Krieg, Gewalt und Zerstörung bestimmen schon seit mehr als drei Jahrzehnten den Alltag vieler Afghanen. Zwar ist die Lage laut Ruttig nicht überall gleich schlecht, aber nirgendwo im Land sei es wirklich sicher. "Das, was bei uns immer als Alternative der Inlandsflucht dargestellt wird, das gibt es in Afghanistan nicht wirklich", sagt er im DW-Gespräch.
Wer Geld hat, geht
Eng verbunden mit der angespannten Sicherheitslage ist die politische Krise. Die seit einem Jahr amtierende Regierung hat Ruttig zufolge die Erwartungen enttäuscht. "Die Wirtschaft ist nicht in Gang gekommen", führt der Afghanistan-Experte aus. Dafür seien neben den Kämpfen auch die Korruption und frühere Zerstörungen verantwortlich. Die ohnehin schon hohe Arbeitslosigkeit steige weiter.
Viele Paschtunen, Tadschiken, Hasara und Angehörige anderer Volksgruppen glauben nicht mehr an eine Zukunft im Land. "Ich habe keinen Menschen gefunden, der für sich in Afghanistan eine Perspektive sieht", sagt Matin Baraki, der an der Universität Marburg internationale Politik lehrt. Sogar hochrangige Militärs und Politiker flöhen. Wer Geld für die kostspielige Flucht habe, mache sich auf den Weg.

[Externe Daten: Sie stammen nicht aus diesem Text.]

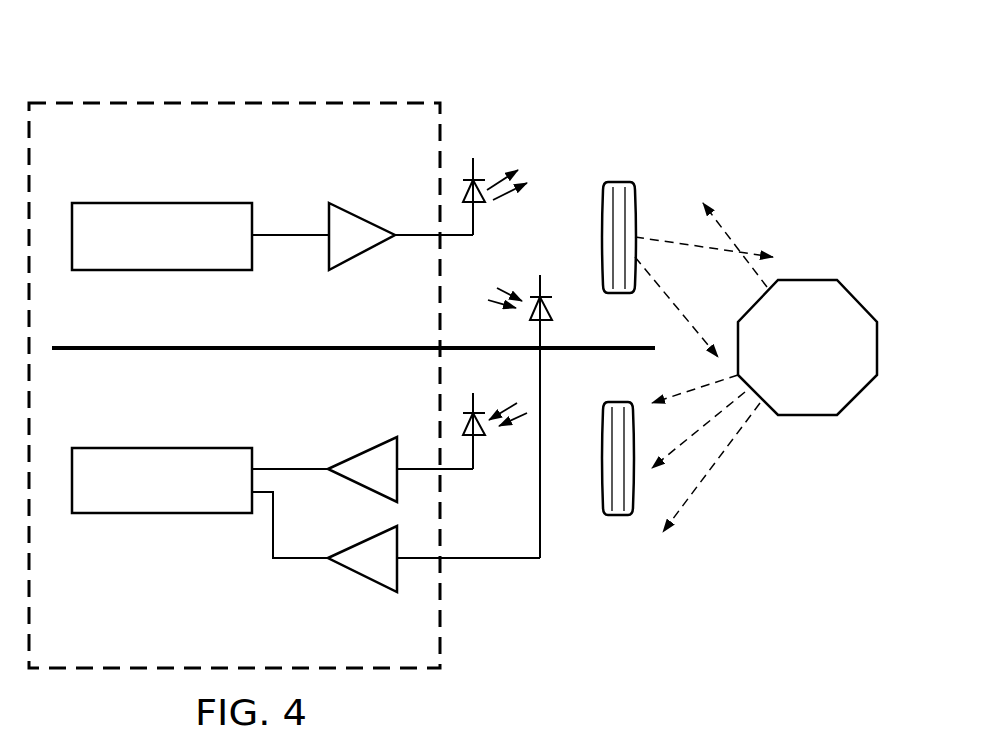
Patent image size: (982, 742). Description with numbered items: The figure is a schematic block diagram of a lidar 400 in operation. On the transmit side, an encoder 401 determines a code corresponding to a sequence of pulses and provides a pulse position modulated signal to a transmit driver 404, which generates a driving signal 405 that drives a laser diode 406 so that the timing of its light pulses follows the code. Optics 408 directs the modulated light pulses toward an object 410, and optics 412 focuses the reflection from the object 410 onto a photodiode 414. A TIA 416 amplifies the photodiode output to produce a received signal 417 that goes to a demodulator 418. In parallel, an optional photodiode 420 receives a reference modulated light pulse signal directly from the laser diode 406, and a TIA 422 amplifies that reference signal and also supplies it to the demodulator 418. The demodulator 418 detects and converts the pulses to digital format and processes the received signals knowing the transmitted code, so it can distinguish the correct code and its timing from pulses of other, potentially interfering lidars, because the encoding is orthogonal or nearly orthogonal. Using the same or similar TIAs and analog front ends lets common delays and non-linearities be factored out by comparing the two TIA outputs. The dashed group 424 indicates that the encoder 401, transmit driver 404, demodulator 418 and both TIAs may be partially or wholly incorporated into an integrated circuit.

The lidar 400 is at (565, 90).
The encoder 401 is at (162, 203).
The transmit driver 404 is at (362, 218).
The driving signal 405 is at (294, 233).
The laser diode 406 is at (480, 206).
The optics 408 is at (620, 182).
The object 410 is at (787, 364).
The optics 412 is at (620, 515).
The photodiode 414 is at (478, 440).
The TIA 416 is at (363, 452).
The received signal 417 is at (294, 467).
The demodulator 418 is at (165, 513).
The photodiode 420 is at (552, 312).
The TIA 422 is at (360, 576).
The group 424 is at (112, 100).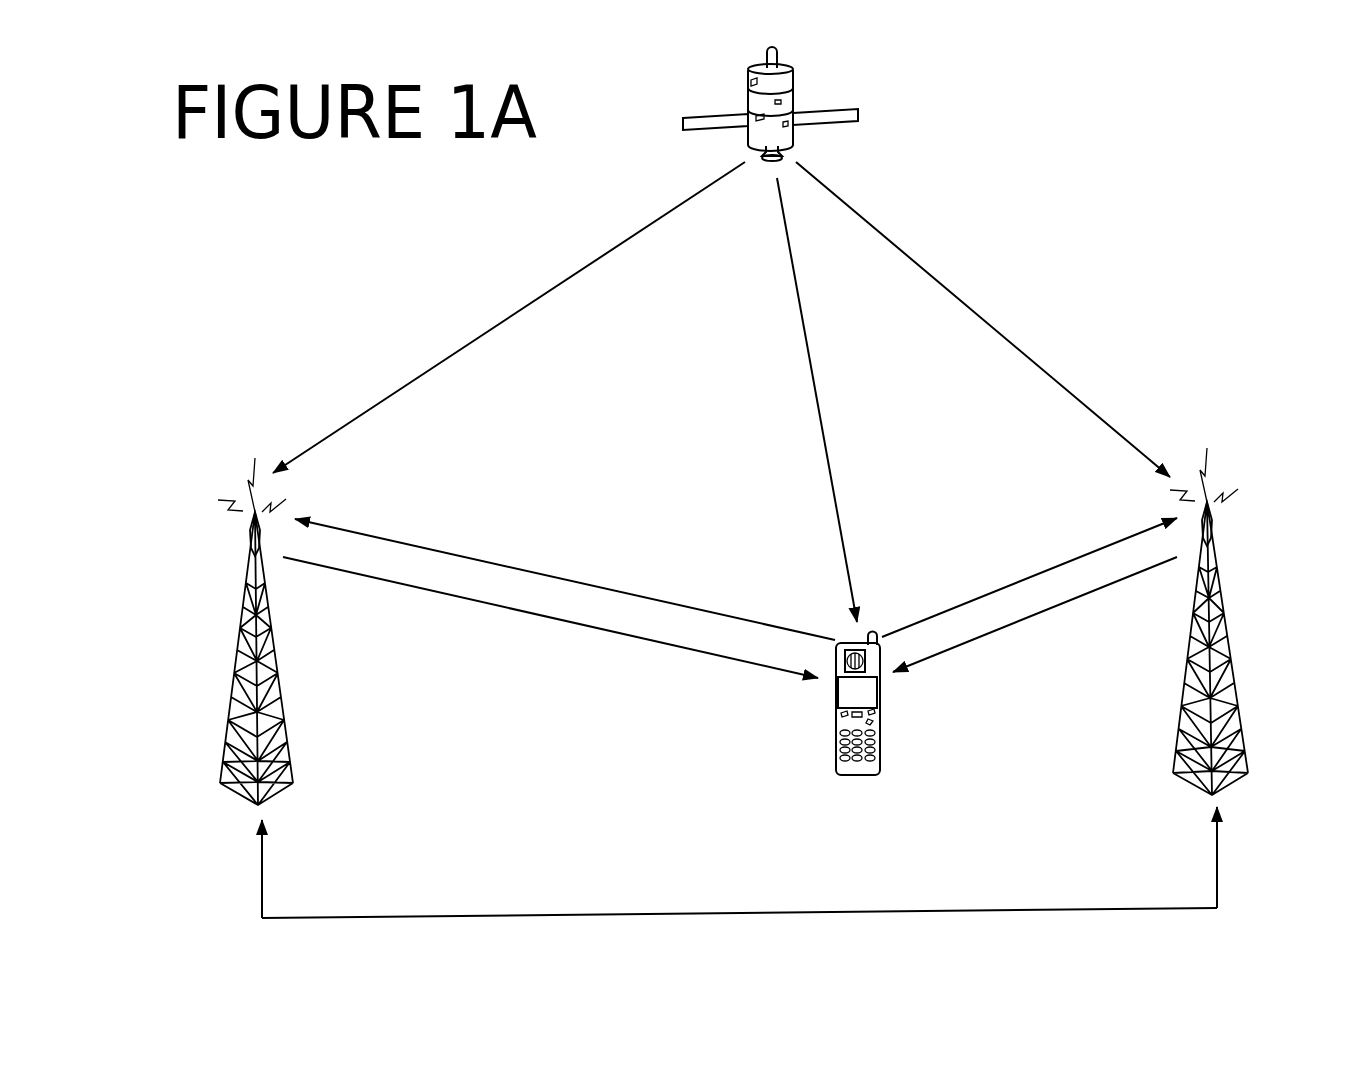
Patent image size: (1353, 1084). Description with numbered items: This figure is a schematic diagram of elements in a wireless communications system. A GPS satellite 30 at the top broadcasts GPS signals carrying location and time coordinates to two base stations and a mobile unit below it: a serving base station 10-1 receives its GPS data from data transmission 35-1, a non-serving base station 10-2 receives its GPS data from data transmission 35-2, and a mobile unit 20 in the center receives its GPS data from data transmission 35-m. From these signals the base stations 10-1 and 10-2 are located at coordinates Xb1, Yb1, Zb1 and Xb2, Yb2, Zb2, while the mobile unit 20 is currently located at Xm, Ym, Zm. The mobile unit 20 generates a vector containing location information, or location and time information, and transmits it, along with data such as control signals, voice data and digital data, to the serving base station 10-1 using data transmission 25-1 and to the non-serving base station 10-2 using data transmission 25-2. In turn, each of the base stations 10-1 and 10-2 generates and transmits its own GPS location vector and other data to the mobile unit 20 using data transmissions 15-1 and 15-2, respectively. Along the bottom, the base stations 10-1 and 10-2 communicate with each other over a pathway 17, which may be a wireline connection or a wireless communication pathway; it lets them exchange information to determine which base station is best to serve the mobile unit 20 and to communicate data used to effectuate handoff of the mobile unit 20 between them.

The GPS satellite 30 is at (774, 104).
The data transmission 35-1 is at (509, 317).
The data transmission 35-m is at (799, 400).
The data transmission 35-2 is at (983, 319).
The data transmission 25-2 is at (565, 579).
The data transmission 15-2 is at (550, 617).
The data transmission 25-1 is at (1029, 577).
The data transmission 15-1 is at (1035, 614).
The non-serving base station 10-2 is at (339, 635).
The serving base station 10-1 is at (1123, 621).
The mobile unit 20 is at (858, 736).
The pathway 17 is at (739, 880).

Insgesamt 2,6 Millionen Flüchtlinge aus Afghanistan zählte die UN-Flüchtlingshilfe UNHCR im vergangenen Jahr. Die Auswanderung so vieler Afghanen zieht das Land immer tiefer in die Krise. Fachkräfte für einen Aufschwung fehlen.
Die Regierung in Kabul versucht zwar, mit einer Kampagne gegenzusteuern. Unter dem Hashtag #afghanistanneedsyou (Afghanistan braucht dich) wirbt auch eine private Initiative darum, der Heimat nicht den Rücken zu kehren. Doch der Trend scheint umgebrochen.
Schöne Bilder, schlechtes Leben
Hinzu kommt laut Baraki das überzogen positive Bild, dass Afghanen in Europa von sich vermitteln. "Sie stellen sich auf einen Parkplatz vor einen Mercedes, machen Fotos von sich, schicken sie nach Hause und sagen: Hier, das ist mein Auto", erzählt Baraki. So etwas ziehe die Leute an.
Die Wirklichkeit sieht häufig anders aus. Viele Flüchtlinge haben keine Arbeit. "Wenn ich nach Afghanistan gehe und den Angehörigen erzähle, wie die Leute hier tatsächlich arbeiten, dann glauben sie mir nicht," berichtet der Marburger Dozent.
Er weiß von Ärzten, die in Afghanistan eine Praxis hatten, aber in Deutschland als Taxifahrer arbeiten. Er habe auch einen Staatssekretär kennen gelernt, der nun bei McDonald's arbeite. Doch diese Umstände würden die Emigranten verschweigen, wenn sie in ihre Heimat reisten. Stattdessen nehmen sie Baraki zufolge 2000 oder 3000 Dollar mit, werfen mit Geld um sich und verdrehen den Menschen den Kopf.
Nach Angaben des Bundesamts für Migration und Flüchtlinge wurden im August 43 Prozent der Asylbewerber als schutzbedürftig eingestuft – bei Flüchtlingen aus Syrien waren die Quote doppelt so hoch. Das bedeute aber nicht, dass die anderen 57 Prozent automatisch abgeschoben würden, ergänzt eine BamF-Sprecherin.
Vernetzte Afghanen
Welche Aussichten Afghanen in Deutschland oder anderen EU-Staaten haben, erfahren die Daheimgebliebenen rasend schnell. Baraki erzählt von zwei jungen Afghanen, die er beim Skypen beobachtete. "Die wussten alles, was in Europa passiert", erinnert er sich. Die Äußerungen von Bundeskanzlerin Angela Merkel zur Aufnahmebereitschaft Deutschlands hätten Afghanistan in Sekundenschnelle erreicht.
Nach Ansicht von Experte Ruttig gehören solche Berichte über Deutschland jedoch nicht zu den wichtigsten Beweggründen für eine Flucht. Angesichts von materieller Not und anhaltender Gewalt sei ein positives Bild ferner Ziele zweitrangig. "Ich glaube, dass der Faktor 'Nichts wie weg hier' stärker ist, als der Faktor 'Ich will nach Deutschland'", sagt Ruttig.